イタリアの衛星放送「スカイ」で解説を務めるマッシモ・マウロ氏は、プラティニ、ジーコ、マラドーナという80年代の天才3人とすべてチームメイトとしてプレーした、世界唯一の男である。
 その彼がベローナ戦での本田について語った言葉が、21日付のスポニチで大きく報じられていた。
「カカーやロビーニョのコピーにしかならない補強をする必要が本当にあったのか」
 紙面ではこの言葉が本田に対する批判として取り上げられた。むろん、マウロ自身は批判として口にしたはずだし、もし本田が耳にしたとしても、いい気分になることはなかっただろう。

 だが、わたしはむしろ、感慨深い思いにされとらわれてしまった。自覚のあるなしはともかく、マウロ氏は本田が日本人であることをまったく問題視していない。それどころか、カカーやロビーニョのコピーにはなれると考えている!

 わたしがイタリア人の記者から「日本人がセリエAで活躍できるようになるには100年かかる」と嘲るように言われたのは、20年前の話である。あのころ、日本の選手は誰がプレーしようと「日本人」という括りでしか見られていなかった。失敗すれば「日本人だから」。ちょっと成功すれば「日本人の割に」。
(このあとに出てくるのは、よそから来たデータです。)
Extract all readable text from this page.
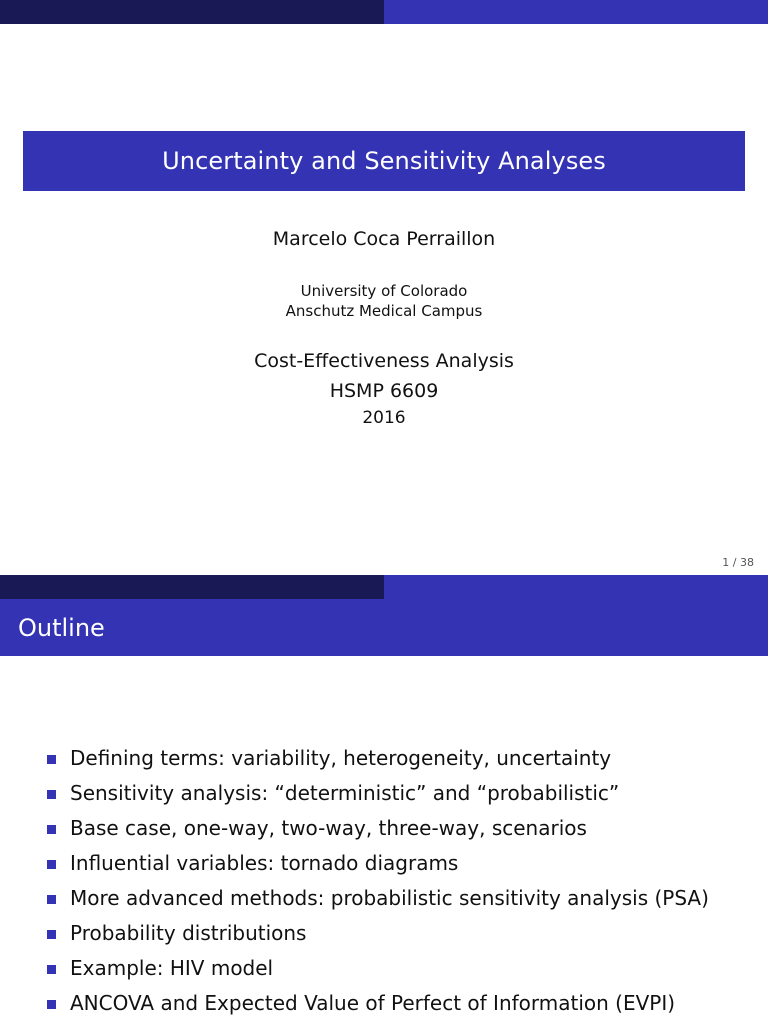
Uncertainty and Sensitivity Analyses
Marcelo Coca Perraillon
University of Colorado
Anschutz Medical Campus
Cost-Effectiveness Analysis
HSMP 6609
2016
1 / 38
Outline
Defining terms: variability, heterogeneity, uncertainty
Sensitivity analysis: “deterministic” and “probabilistic”
Base case, one-way, two-way, three-way, scenarios
Influential variables: tornado diagrams
More advanced methods: probabilistic sensitivity analysis (PSA)
Probability distributions
Example: HIV model
ANCOVA and Expected Value of Perfect of Information (EVPI)
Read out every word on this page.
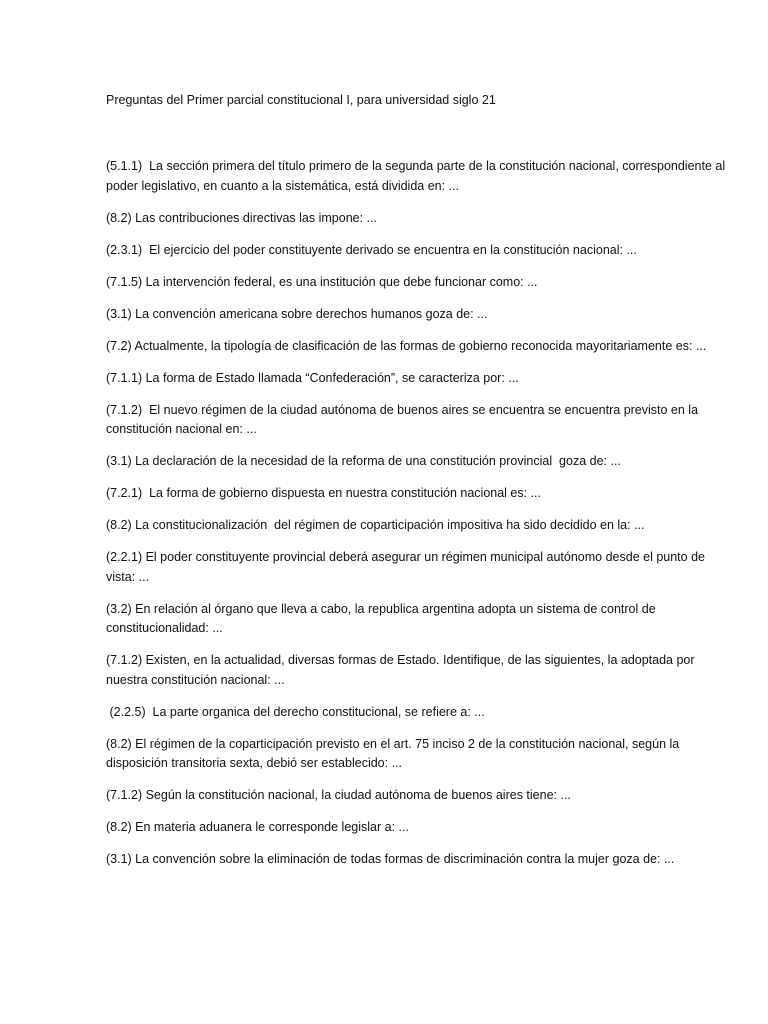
Preguntas del Primer parcial constitucional I, para universidad siglo 21

(5.1.1)  La sección primera del título primero de la segunda parte de la constitución nacional, correspondiente al poder legislativo, en cuanto a la sistemática, está dividida en: ...
(8.2) Las contribuciones directivas las impone: ...
(2.3.1)  El ejercicio del poder constituyente derivado se encuentra en la constitución nacional: ...
(7.1.5) La intervención federal, es una institución que debe funcionar como: ...
(3.1) La convención americana sobre derechos humanos goza de: ...
(7.2) Actualmente, la tipología de clasificación de las formas de gobierno reconocida mayoritariamente es: ...
(7.1.1) La forma de Estado llamada “Confederación”, se caracteriza por: ...
(7.1.2)  El nuevo régimen de la ciudad autónoma de buenos aires se encuentra se encuentra previsto en la constitución nacional en: ...
(3.1) La declaración de la necesidad de la reforma de una constitución provincial  goza de: ...
(7.2.1)  La forma de gobierno dispuesta en nuestra constitución nacional es: ...
(8.2) La constitucionalización  del régimen de coparticipación impositiva ha sido decidido en la: ...
(2.2.1) El poder constituyente provincial deberá asegurar un régimen municipal autónomo desde el punto de vista: ...
(3.2) En relación al órgano que lleva a cabo, la republica argentina adopta un sistema de control de constitucionalidad: ...
(7.1.2) Existen, en la actualidad, diversas formas de Estado. Identifique, de las siguientes, la adoptada por nuestra constitución nacional: ...
(2.2.5)  La parte organica del derecho constitucional, se refiere a: ...
(8.2) El régimen de la coparticipación previsto en el art. 75 inciso 2 de la constitución nacional, según la disposición transitoria sexta, debió ser establecido: ...
(7.1.2) Según la constitución nacional, la ciudad autónoma de buenos aires tiene: ...
(8.2) En materia aduanera le corresponde legislar a: ...
(3.1) La convención sobre la eliminación de todas formas de discriminación contra la mujer goza de: ...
そして何より、伝える日本人の側も、一番重要視していたのはその選手が日本人であるか、だった。

 本田は、まだセリエAで活躍したわけではない。活躍が保証されているわけでもない。ただ、カズのジェノア入団から20年経たずして、本田は本田個人として見られ、語られるようになった。彼が日本人であることを、メーンテーマではなく属性の一つにすぎないと考えるイタリア人が現れた。

 凄まじいまでの前進である。

 ロンドン五輪でのなでしこジャパンを、日本人は「日本の代表だから」という理由で応援した。だが、決勝の会場となったウェンブリーには、日本人ではないのに、なでしこのサッカーに惹かれて応援する人が少なからずいた。
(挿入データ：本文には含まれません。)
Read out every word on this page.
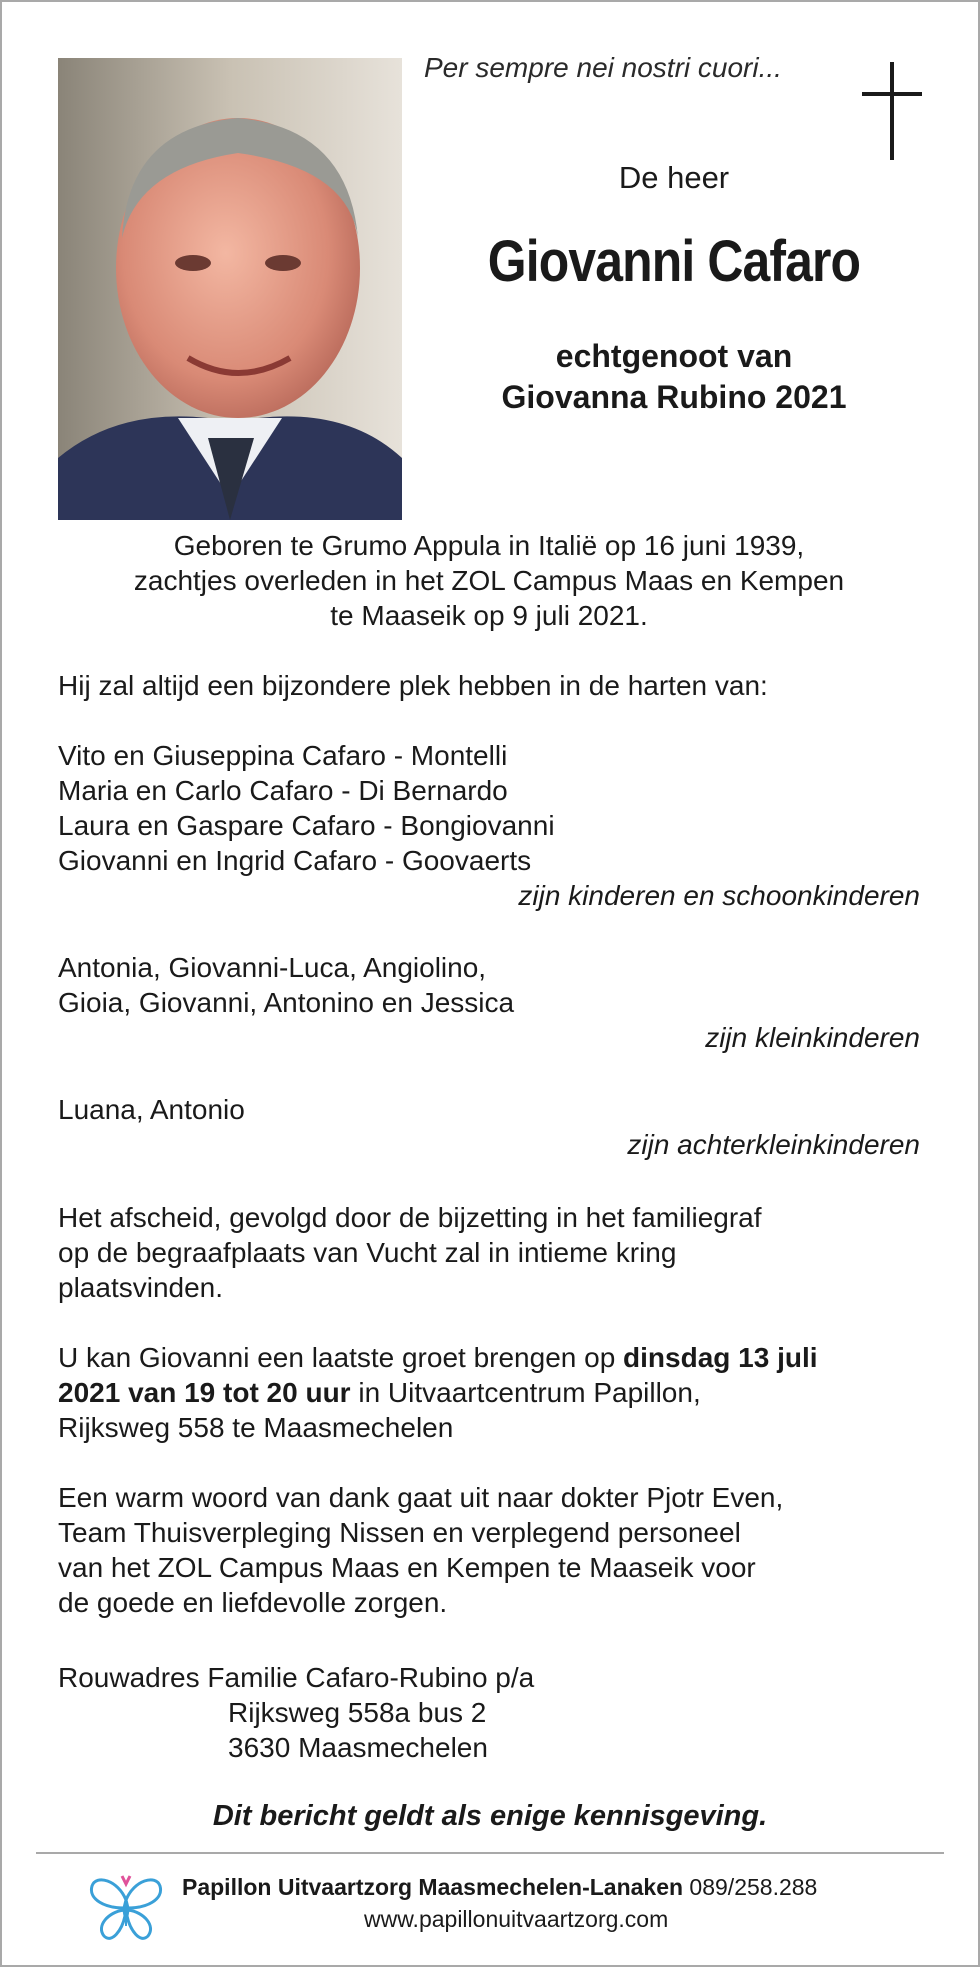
Per sempre nei nostri cuori...
De heer
Giovanni Cafaro
echtgenoot van
Giovanna Rubino 2021
Geboren te Grumo Appula in Italië op 16 juni 1939,
zachtjes overleden in het ZOL Campus Maas en Kempen
te Maaseik op 9 juli 2021.
Hij zal altijd een bijzondere plek hebben in de harten van:

Vito en Giuseppina Cafaro - Montelli

Maria en Carlo Cafaro - Di Bernardo

Laura en Gaspare Cafaro - Bongiovanni

Giovanni en Ingrid Cafaro - Goovaerts

zijn kinderen en schoonkinderen

Antonia, Giovanni-Luca, Angiolino,

Gioia, Giovanni, Antonino en Jessica

zijn kleinkinderen

Luana, Antonio

zijn achterkleinkinderen

Het afscheid, gevolgd door de bijzetting in het familiegraf

op de begraafplaats van Vucht zal in intieme kring

plaatsvinden.

U kan Giovanni een laatste groet brengen op dinsdag 13 juli

2021 van 19 tot 20 uur in Uitvaartcentrum Papillon,

Rijksweg 558 te Maasmechelen

Een warm woord van dank gaat uit naar dokter Pjotr Even,

Team Thuisverpleging Nissen en verplegend personeel

van het ZOL Campus Maas en Kempen te Maaseik voor

de goede en liefdevolle zorgen.

Rouwadres Familie Cafaro-Rubino p/a

Rijksweg 558a bus 2

3630 Maasmechelen

Dit bericht geldt als enige kennisgeving.
Papillon Uitvaartzorg Maasmechelen-Lanaken 089/258.288
www.papillonuitvaartzorg.com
 あの時、澤たちが到達した日本サッカー前人未踏の高みに、いま、ようやく男子サッカー選手も手をかけつつある。先達たちが繰り返してきた挑戦と失敗を、本田が果実として実らせつつある。

 昔もいまも、日本人選手にとって欧州でのプレーは挑戦であり冒険であり続けている。だが、このままそれぞれの偏見と劣等感が薄れていけば、次の世代の日本人選手にとって欧州は単なる選択肢の一つとなろう。それは、ひょっとするとあと数年後の話かもしれない。